The bears are never allowed to shine. The negative 8/34 MA cross occurred yesterday placing the bears in charge but the bulls smack them in the face again pushing the 8 MA above the 34 MA signalling bullish markets for the hours ahead. The market bears need to push the SPX lower immediately to create the negative cross again. The SPX needs to drop under 2038 to curl the 8 MA to the downside. If price stays above 2038, the bulls will float markets sideways to sideways higher into the weekend.
The SPX 2-hour chart shows standard deviation bands so tight there is no further room to tighten. Price is about to explode 20 or 30 handles or more say by Tuesday (tight bands do not forecast direction). The chart above shows the red rising wedge and maroon rising wedge, overbot conditions and negative divergence that created the two tops. Price is meandering sideways and the breakout above or below the channel will be important at 2040-ish and 2034-ish, respectively. The pink bars show a head and shoulders pattern in play with head at 2046, neck at, say, 2033, so the 13 difference targets 2020 if the 2033-2034 lower channel line and H&S neck line fails. The 2020 level is an area of congestion so that creates a magnet-affect as well for price.
The important thing above is the 8/34 cross.
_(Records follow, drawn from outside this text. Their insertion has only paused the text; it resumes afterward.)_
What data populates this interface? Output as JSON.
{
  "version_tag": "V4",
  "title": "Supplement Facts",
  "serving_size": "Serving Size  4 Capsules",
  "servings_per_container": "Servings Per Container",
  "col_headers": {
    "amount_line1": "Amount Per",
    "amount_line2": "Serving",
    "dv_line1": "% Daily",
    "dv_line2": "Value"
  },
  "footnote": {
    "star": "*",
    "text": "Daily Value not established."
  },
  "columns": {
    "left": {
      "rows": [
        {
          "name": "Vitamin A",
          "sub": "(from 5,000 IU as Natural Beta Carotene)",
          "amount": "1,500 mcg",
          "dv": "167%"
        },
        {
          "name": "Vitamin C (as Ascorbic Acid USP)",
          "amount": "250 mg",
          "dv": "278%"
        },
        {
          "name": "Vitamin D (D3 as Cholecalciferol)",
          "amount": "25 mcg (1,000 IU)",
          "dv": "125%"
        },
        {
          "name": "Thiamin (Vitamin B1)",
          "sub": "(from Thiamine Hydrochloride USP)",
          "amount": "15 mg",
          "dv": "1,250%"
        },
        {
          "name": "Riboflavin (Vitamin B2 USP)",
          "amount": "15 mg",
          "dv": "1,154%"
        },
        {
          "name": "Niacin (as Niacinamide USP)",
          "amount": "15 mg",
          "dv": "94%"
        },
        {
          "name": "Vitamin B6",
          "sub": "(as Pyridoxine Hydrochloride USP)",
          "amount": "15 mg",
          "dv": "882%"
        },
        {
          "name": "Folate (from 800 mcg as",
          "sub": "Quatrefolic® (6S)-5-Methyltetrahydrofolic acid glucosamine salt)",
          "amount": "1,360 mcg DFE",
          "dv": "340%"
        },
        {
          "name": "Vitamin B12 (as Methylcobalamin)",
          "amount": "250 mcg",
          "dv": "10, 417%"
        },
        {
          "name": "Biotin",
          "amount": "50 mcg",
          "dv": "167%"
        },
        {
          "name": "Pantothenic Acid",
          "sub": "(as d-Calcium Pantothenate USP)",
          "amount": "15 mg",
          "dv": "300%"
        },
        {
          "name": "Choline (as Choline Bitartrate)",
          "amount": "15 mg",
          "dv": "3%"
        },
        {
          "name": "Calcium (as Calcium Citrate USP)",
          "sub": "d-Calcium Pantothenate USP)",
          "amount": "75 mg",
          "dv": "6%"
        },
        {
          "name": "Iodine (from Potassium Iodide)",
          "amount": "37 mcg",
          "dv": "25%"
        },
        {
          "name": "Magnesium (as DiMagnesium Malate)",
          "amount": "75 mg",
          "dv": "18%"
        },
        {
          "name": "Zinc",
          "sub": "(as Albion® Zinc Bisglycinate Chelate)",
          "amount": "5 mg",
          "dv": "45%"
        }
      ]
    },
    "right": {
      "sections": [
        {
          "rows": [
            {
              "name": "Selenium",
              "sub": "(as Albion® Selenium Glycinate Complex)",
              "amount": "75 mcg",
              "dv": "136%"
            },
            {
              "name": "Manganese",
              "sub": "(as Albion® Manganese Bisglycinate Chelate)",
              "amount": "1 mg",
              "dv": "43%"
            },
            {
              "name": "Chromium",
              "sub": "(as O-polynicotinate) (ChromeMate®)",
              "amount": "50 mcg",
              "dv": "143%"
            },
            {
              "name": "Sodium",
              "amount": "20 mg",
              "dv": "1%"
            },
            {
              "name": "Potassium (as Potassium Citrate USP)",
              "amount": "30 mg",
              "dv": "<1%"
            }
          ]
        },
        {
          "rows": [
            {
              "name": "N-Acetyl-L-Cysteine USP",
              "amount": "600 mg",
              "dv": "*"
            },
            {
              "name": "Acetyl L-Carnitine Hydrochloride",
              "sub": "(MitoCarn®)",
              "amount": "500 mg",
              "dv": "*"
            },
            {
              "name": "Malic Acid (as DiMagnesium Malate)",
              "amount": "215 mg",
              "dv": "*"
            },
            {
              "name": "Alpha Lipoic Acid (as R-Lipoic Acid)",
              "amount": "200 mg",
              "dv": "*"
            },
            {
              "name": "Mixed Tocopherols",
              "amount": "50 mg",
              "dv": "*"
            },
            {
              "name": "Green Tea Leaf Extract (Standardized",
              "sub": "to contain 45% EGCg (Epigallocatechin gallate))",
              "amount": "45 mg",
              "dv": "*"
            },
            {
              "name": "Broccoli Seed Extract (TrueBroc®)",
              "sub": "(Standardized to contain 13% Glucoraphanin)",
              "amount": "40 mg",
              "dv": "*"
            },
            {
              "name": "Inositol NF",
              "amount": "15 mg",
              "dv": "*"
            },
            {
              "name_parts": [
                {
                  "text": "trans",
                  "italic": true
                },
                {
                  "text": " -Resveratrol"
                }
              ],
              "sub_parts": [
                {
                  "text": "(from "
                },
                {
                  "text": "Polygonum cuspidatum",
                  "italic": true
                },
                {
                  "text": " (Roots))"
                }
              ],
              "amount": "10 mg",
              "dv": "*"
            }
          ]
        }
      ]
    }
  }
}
The bulls are in control. The bears need the negative 8/34 cross or they got nothing. Watch the sideways channel and the 2040 and 2034 limits as your first indication of price committing to a direction. Price is at 2039.32 knocking on the upper rail of the channel at 2040. The SPX will run to 2046 if the 2040 gives way and that may create an upside catalyst. Bears need to hold 2040 and push volatility higher pronto. VIX is 13.64. This information is for educational and entertainment purposes only. Do not invest based on anything you read or view here. Consult your financial advisor before making any investment decision.